How to sort and extract from matrix based on separate key-pair
- To: mathgroup at smc.vnet.net
- Subject: [mg122140] How to sort and extract from matrix based on separate key-pair
- From: Tyler <hayes.tyler at gmail.com>
- Date: Sun, 16 Oct 2011 07:06:58 -0400 (EDT)
- Delivered-to: l-mathgroup@mail-archive0.wolfram.com
Hi Everyone:
I'm looking for some thoughts on the best way to approach a problem of
selecting and sorting/grouping data based on some key variables. Let
me explain.

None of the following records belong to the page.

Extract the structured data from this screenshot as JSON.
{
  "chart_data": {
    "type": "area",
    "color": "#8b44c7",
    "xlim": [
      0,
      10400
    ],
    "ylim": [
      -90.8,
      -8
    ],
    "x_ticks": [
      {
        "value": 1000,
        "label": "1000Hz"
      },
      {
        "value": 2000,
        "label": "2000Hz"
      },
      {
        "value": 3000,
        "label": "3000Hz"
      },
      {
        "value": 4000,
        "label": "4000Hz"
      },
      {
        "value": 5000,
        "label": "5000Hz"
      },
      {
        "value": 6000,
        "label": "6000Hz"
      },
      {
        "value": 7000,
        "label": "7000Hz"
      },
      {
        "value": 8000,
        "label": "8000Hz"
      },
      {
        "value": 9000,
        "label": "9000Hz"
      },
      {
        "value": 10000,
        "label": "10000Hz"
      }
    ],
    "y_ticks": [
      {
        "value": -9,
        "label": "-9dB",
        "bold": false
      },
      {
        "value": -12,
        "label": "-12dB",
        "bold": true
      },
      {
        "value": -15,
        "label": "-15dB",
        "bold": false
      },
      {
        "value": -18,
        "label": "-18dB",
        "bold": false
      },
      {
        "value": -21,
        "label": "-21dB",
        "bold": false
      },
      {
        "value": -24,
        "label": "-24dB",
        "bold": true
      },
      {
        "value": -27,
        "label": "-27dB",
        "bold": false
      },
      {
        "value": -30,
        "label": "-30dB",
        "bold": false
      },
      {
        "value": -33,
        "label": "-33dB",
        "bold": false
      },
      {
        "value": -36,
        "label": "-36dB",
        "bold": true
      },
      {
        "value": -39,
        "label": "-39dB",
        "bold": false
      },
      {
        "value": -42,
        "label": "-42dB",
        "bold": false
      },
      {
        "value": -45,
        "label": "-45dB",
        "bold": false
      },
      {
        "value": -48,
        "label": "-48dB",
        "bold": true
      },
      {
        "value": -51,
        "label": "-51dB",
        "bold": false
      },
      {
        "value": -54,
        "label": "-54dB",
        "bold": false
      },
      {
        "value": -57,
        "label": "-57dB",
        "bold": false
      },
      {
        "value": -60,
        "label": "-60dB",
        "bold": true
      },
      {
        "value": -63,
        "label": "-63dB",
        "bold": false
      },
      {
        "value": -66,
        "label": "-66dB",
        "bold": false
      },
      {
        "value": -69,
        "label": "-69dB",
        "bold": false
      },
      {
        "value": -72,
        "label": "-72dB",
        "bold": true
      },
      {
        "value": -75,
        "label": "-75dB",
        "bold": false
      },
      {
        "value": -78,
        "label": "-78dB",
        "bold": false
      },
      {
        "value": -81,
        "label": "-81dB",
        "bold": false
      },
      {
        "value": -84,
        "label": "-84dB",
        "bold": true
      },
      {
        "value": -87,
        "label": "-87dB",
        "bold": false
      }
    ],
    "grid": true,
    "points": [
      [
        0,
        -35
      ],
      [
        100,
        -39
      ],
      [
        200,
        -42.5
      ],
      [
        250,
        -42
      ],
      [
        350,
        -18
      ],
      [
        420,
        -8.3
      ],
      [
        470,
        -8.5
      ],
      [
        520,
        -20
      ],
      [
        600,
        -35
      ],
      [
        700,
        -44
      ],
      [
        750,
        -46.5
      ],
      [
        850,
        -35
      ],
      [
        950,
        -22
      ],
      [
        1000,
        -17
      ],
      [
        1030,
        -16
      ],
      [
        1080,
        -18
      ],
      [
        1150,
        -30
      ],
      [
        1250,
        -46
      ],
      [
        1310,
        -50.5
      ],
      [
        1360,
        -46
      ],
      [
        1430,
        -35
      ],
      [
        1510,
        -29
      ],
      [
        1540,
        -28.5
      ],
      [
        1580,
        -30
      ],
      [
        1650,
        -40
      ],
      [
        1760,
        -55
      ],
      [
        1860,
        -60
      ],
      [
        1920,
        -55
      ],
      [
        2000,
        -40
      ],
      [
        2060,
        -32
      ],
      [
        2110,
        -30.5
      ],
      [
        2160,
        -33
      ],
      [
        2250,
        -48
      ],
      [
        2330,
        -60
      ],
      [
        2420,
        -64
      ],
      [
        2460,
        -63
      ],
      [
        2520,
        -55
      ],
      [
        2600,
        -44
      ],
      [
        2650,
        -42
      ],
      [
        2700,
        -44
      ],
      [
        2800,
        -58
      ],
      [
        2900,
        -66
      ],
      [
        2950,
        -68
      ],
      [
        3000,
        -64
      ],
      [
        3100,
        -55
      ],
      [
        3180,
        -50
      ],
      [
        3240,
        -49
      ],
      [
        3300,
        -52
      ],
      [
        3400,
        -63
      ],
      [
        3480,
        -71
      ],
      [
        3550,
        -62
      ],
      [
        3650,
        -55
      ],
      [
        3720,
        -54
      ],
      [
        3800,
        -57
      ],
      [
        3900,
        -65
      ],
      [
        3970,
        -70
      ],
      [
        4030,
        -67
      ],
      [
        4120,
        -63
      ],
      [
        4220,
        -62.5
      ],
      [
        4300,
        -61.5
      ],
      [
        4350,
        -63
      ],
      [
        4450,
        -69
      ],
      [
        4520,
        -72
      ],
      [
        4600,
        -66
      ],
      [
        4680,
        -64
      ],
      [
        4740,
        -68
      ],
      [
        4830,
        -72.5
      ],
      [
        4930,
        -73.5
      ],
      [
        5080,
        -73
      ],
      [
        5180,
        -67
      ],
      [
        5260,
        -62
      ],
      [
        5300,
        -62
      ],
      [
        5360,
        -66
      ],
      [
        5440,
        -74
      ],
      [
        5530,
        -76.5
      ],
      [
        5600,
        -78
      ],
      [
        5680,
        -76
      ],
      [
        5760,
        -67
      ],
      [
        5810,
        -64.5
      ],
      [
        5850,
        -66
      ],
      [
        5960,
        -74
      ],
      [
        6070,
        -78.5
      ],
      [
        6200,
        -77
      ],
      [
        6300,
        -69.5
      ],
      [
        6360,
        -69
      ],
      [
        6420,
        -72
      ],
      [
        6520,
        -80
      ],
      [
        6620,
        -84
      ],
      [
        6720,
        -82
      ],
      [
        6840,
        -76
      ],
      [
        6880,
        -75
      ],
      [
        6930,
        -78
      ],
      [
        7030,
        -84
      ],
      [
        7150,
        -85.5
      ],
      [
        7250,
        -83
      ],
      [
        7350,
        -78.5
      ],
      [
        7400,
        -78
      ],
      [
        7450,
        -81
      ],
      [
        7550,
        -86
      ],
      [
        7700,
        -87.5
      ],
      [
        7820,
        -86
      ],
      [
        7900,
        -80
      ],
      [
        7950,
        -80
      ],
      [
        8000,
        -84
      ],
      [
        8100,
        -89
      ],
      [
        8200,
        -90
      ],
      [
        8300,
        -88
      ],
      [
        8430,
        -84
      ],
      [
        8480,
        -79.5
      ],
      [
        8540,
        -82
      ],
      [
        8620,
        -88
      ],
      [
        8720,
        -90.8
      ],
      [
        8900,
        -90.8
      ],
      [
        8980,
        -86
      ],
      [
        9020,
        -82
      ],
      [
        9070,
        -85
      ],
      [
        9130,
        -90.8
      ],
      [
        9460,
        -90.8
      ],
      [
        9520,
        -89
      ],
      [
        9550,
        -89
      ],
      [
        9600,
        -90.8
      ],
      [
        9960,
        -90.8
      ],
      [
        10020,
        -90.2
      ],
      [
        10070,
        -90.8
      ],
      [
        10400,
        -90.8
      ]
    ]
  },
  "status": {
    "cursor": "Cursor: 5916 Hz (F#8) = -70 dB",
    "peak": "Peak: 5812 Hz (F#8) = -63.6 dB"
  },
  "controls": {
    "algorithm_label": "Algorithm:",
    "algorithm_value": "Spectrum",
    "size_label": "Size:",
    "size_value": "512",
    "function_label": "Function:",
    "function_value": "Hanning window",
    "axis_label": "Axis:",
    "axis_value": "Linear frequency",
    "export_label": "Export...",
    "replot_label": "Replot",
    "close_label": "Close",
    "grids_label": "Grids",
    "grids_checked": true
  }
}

The easiest analogy would be this.
I have a list of two columns: {varrnames, percentweight}
and in another matrix, "mydata", I have varnames on the top row, and
below each varname is a series of observations. My typical use case
will be to:
[1] Sort columns of mydata based on percent weight
[2] Extract data based on on sorting (e.g., all varnames' observations
whose weights, from smallest to highest, reach 50%)
[3] Or, sort, highest to lowest, and extract multiple submatrices from
mydata based on some some a desired percentage and mixture method. For
example, extract two matrices, whose sum of percent weights is closest
to 30%, where the first matrix gets top weight 1, second matrix gets
2, and so on. Not sure how to deal with the ending values, but you get
the idea.
I could play with the cutoff algorithm in [3], but the real question
is, what's the best way to store/extract these?
The matrices would subsequently be used for time series analysis, but
the variable names are important to the subsequent interpretation.
I've thought about pre-pending a row on top of mydata that contains
the percentweights values, and then working on that vector to
manipulation the positions I extract. This just seems like a lot of
index work and really inefficient.
Any thoughts or ideas how best to do this?
Cheers,
t.